Many companies are started to ‘attack’ a sector than is ‘held’ by another company. This sector is usually very valuable, which is the reason why start-ups try to capture these sectors.
The problem is, you don’t capture sectors, you capture markets. And when you have no customer focus, you probably won’t capture customers and as a consequence, you won’t capture the sector.
My thinking here goes as follows. Very successful companies come to dominate or create a sector because they were able to provide a unique (at least when they started) service that was (and probably is) of great value to customers. Subsequent generations of start-ups then try to ‘take that business away’ from the incumbents. This can work. However, it can only work when you manage to win over the customers. You can only win over customers, when you have a value proposition that is significantly better than that of the incumbents and that is actually valuable to the customers. If you don’t, then you can’t win the market. And if you can’t win the market, you won’t be able to win the sector.
The company that people seem to target a lot these days is Google. The reason is obvious, Google makes a lot of money and people want that money.

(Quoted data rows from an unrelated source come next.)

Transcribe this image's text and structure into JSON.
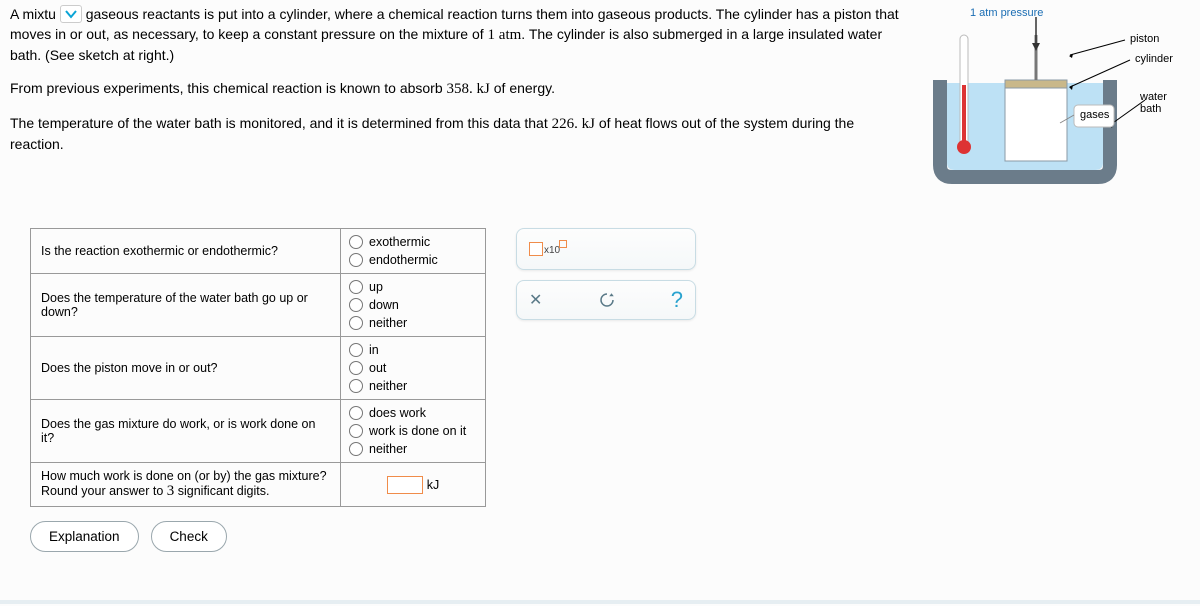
{
  "problem": {
    "p1_a": "A mixtu",
    "p1_b": "gaseous reactants is put into a cylinder, where a chemical reaction turns them into gaseous products. The cylinder has a piston that moves in or out, as necessary, to keep a constant pressure on the mixture of ",
    "p1_atm": "1 atm",
    "p1_c": ". The cylinder is also submerged in a large insulated water bath. (See sketch at right.)",
    "p2_a": "From previous experiments, this chemical reaction is known to absorb ",
    "p2_energy": "358. kJ",
    "p2_b": " of energy.",
    "p3_a": "The temperature of the water bath is monitored, and it is determined from this data that ",
    "p3_heat": "226. kJ",
    "p3_b": " of heat flows out of the system during the reaction."
  },
  "sketch": {
    "pressure": "1 atm pressure",
    "piston": "piston",
    "cylinder": "cylinder",
    "waterbath": "water bath",
    "gases": "gases"
  },
  "questions": {
    "q1": "Is the reaction exothermic or endothermic?",
    "q1_opts": {
      "a": "exothermic",
      "b": "endothermic"
    },
    "q2": "Does the temperature of the water bath go up or down?",
    "q2_opts": {
      "a": "up",
      "b": "down",
      "c": "neither"
    },
    "q3": "Does the piston move in or out?",
    "q3_opts": {
      "a": "in",
      "b": "out",
      "c": "neither"
    },
    "q4": "Does the gas mixture do work, or is work done on it?",
    "q4_opts": {
      "a": "does work",
      "b": "work is done on it",
      "c": "neither"
    },
    "q5_a": "How much work is done on (or by) the gas mixture? Round your answer to ",
    "q5_sig": "3",
    "q5_b": " significant digits.",
    "q5_unit": "kJ"
  },
  "toolbar": {
    "x10": "x10",
    "close": "✕",
    "redo": "↺",
    "help": "?"
  },
  "buttons": {
    "explanation": "Explanation",
    "check": "Check"
  }
}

The latest start-up that seems to try overturning Google is called Cuil. I have probably read some 10 articles about them yesterday. Great press coverage. Indeed, it was so good, people commented on it. However, all that the press coverage seems to focus on is that Cuil wants to ‘kill’ Google. Hardly anybody seems to be raving about the features of the site. I haven’t read once an expression along the lines of: “Gosh, now this is how search should be!” Not once. Read what TechCrunch, GigaOm, and ReadWriteWeb wrote.

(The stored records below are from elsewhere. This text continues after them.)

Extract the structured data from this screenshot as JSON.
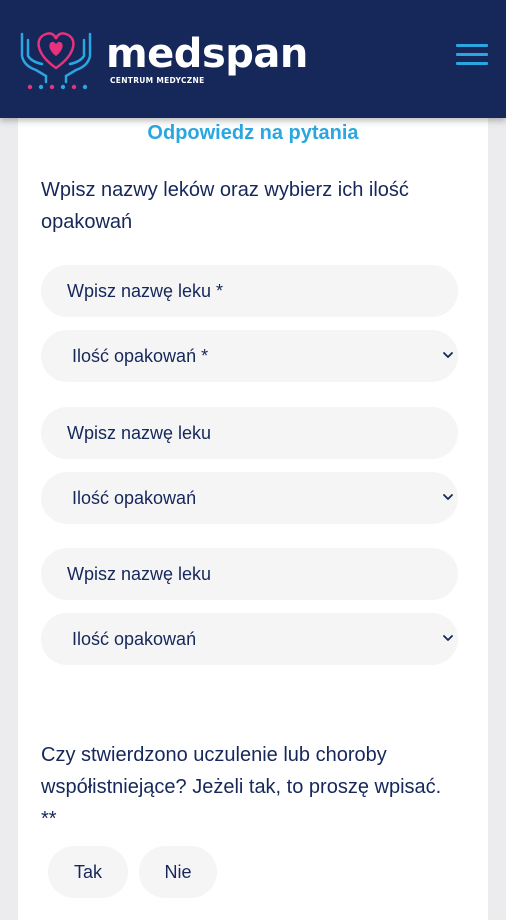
{
  "header": {
    "logo_text": "medspan",
    "logo_subtitle": "CENTRUM MEDYCZNE",
    "colors": {
      "background": "#16275a",
      "accent": "#2aa6e0",
      "logo_pink": "#e8327c"
    }
  },
  "form": {
    "section_title": "Odpowiedz na pytania",
    "question1": "Wpisz nazwy leków oraz wybierz ich ilość opakowań",
    "medicines": [
      {
        "name_placeholder": "Wpisz nazwę leku *",
        "quantity_selected": "Ilość opakowań *"
      },
      {
        "name_placeholder": "Wpisz nazwę leku",
        "quantity_selected": "Ilość opakowań"
      },
      {
        "name_placeholder": "Wpisz nazwę leku",
        "quantity_selected": "Ilość opakowań"
      }
    ],
    "question2": "Czy stwierdzono uczulenie lub choroby współistniejące? Jeżeli tak, to proszę wpisać. **",
    "yes_label": "Tak",
    "no_label": "Nie"
  }
}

Cuil actually has some very interesting technology that allows it to operate its search engine at a faction of the cost that it takes Google to run its operations. This is very interesting and it is actually useful. However, it is in no way useful to the users or the customers of a search engine. Unless Cuil can find a way to translate that advantage into something that actually means users have a significantly better search experience, why should they care?
Cuil’s natural target market is the people who have a pain that they can make go away: search engines. If Cuil can significantly lower operational costs of search engines (and maybe even other companies, who knows), then these search engines would probably be very interested in talking to Cuil.
Cuil has decided to, at least according to the press, ‘kill’ Google. What a shame. There is no unique service there that I can see right now that is of great value to the customer. They could have helped Google and all other search engines to become even more successful by lowering their costs. There is some real pain there and some real customers.
Don’t kill. Make pain go away. Make happy.
UPDATE: Funnily enough, I am not the only person going through this thought process. Just saw a post by Jason Calacanis here and by Fred Wilson here.